Constructing a Stable Electrode-Electrolyte Interface by the Inorganic Mg/Ca/Sr-Contained Phosphates As Electrolyte Additives for High-Voltage Lini 0.5 Mn 1.5 O 4  Batteries

Abstract

The instability of the electrode/electrolyte interface and the metal-ions dissolution of high-voltage LiNi0.5Mn1.5O4 (LNMO) material lead to significant degradation of cycling performance, thereby limiting the large-scale application of LNMO-based batteries. Here, inorganic Mg/Ca/Sr-contained phosphates (MgHPO4, CaHPO4, and SrHPO4) are used individually as functional additives of standard electrolytes to enhance the cycling performance of LNMO. Combined with theoretical calculations, a series of electrochemical measurements and characteristics corroborate that the MgHPO4 is the optimal additive and can preferentially undergo oxidation and reduction decomposition over carbonate solvents. Electrochemical results reveal that the LNMO/Li half-cell containing the MgHPO4 additive shows a capacity retention of 91.9% after 500 cycles at 5 C, higher than that obtained with STD (76.5%).
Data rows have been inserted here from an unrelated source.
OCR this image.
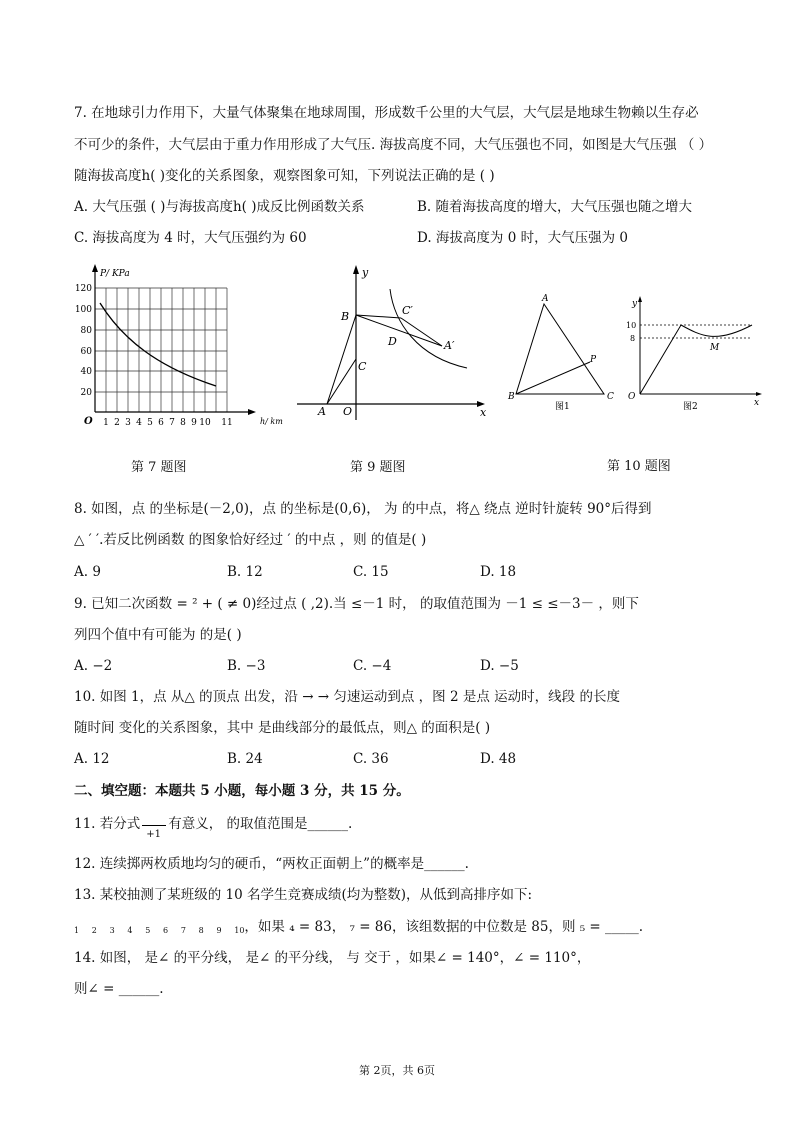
7. 在地球引力作用下，大量气体聚集在地球周围，形成数千公里的大气层，大气层是地球生物赖以生存必
不可少的条件，大气层由于重力作用形成了大气压. 海拔高度不同，大气压强也不同，如图是大气压强 （ ）
随海拔高度h( )变化的关系图象，观察图象可知，下列说法正确的是 ( )
A. 大气压强 ( )与海拔高度h( )成反比例函数关系	B. 随着海拔高度的增大，大气压强也随之增大
C. 海拔高度为 4 时，大气压强约为 60	D. 海拔高度为 0 时，大气压强为 0
P/ KPa
h/ km
O
120
100
80
60
40
20
1 2 3 4 5 6 7 8 9 10 11
第 7 题图
y
x
B
C
A O
D
C′
A′
第 9 题图
A
B	C
P
图1
y
x
O
10
8
M
图2
第 10 题图
8. 如图，点 的坐标是(－2,0)，点 的坐标是(0,6)， 为 的中点，将△ 绕点 逆时针旋转 90°后得到
△ ′ ′.若反比例函数 的图象恰好经过 ′ 的中点 ，则 的值是( )
A. 9	B. 12	C. 15	D. 18
9. 已知二次函数 = ² + ( ≠ 0)经过点 ( ,2).当 ≤－1 时， 的取值范围为 －1 ≤ ≤－3－ ，则下
列四个值中有可能为 的是( )
A. −2	B. −3	C. −4	D. −5
10. 如图 1，点 从△ 的顶点 出发，沿 → → 匀速运动到点 ，图 2 是点 运动时，线段 的长度
随时间 变化的关系图象，其中 是曲线部分的最低点，则△ 的面积是( )
A. 12	B. 24	C. 36	D. 48
二、填空题：本题共 5 小题，每小题 3 分，共 15 分。
11. 若分式
+1
有意义， 的取值范围是______.
12. 连续掷两枚质地均匀的硬币，“两枚正面朝上”的概率是______.
13. 某校抽测了某班级的 10 名学生竞赛成绩(均为整数)，从低到高排序如下:
1     2     3     4     5     6     7     8     9     10，如果 ₄ = 83， ₇ = 86，该组数据的中位数是 85，则 ₅ = _____.
14. 如图， 是∠ 的平分线， 是∠ 的平分线， 与 交于 ，如果∠ = 140°，∠ = 110°，
则∠ = ______.
第 2页，共 6页
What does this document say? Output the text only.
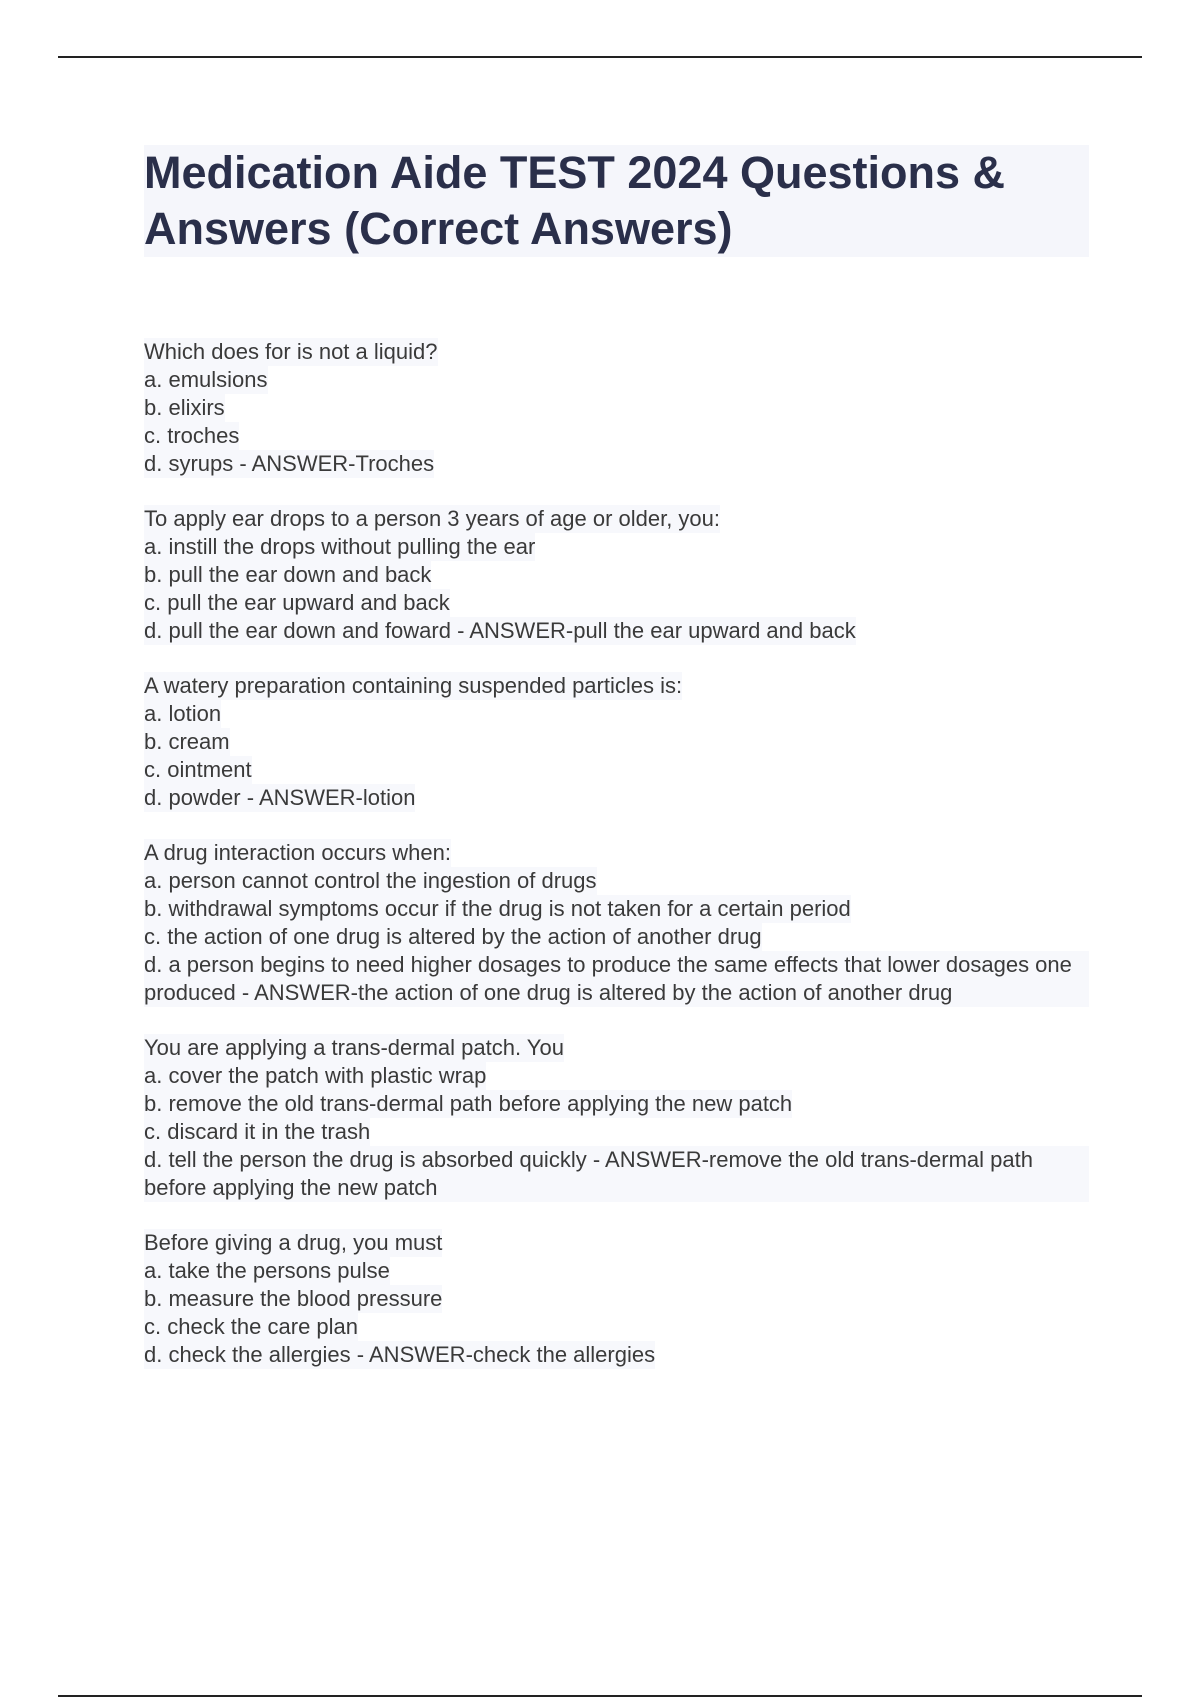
Medication Aide TEST 2024 Questions & Answers (Correct Answers)
Which does for is not a liquid?
a. emulsions
b. elixirs
c. troches
d. syrups - ANSWER-Troches
To apply ear drops to a person 3 years of age or older, you:
a. instill the drops without pulling the ear
b. pull the ear down and back
c. pull the ear upward and back
d. pull the ear down and foward - ANSWER-pull the ear upward and back
A watery preparation containing suspended particles is:
a. lotion
b. cream
c. ointment
d. powder - ANSWER-lotion
A drug interaction occurs when:
a. person cannot control the ingestion of drugs
b. withdrawal symptoms occur if the drug is not taken for a certain period
c. the action of one drug is altered by the action of another drug
d. a person begins to need higher dosages to produce the same effects that lower dosages one produced - ANSWER-the action of one drug is altered by the action of another drug
You are applying a trans-dermal patch. You
a. cover the patch with plastic wrap
b. remove the old trans-dermal path before applying the new patch
c. discard it in the trash
d. tell the person the drug is absorbed quickly - ANSWER-remove the old trans-dermal path before applying the new patch
Before giving a drug, you must
a. take the persons pulse
b. measure the blood pressure
c. check the care plan
d. check the allergies - ANSWER-check the allergies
In addition, the LNMO/graphite (Gr) full-cell with MgHPO4 additive increases the capacity retention from 70.8 to 78.0% after 100 cycles at 0.5 C. Furthermore, the LNMO/Li4Ti5O12 full-cell also exhibits an increased capacity retention of 85.3% with MgHPO4 additive compared to only 37.2% with STD after 200 cycles at 5 C. The addition of MgHPO4 allows a thin, uniform, and conductive cathode-electrolyte interphase (CEI) and solid-electrolyte interphase (SEI) film to be formed on the LNMO cathode and graphite anodes. Furthermore, the preferential reduction of MgHPO4 inhibits the lithium dendritic growth and enables the formation of a more stable SEI on the Li anode. Besides, the MgHPO4 additive serves as a scavenger of detrimental HF, thus suppressing the Ni/Mn ions dissolution and improving the structural stability of LNMO. This study provides a cost-effective strategy involving the use of an inorganic additive for improving the electrochemical performance of high-voltage lithium-ion batteries.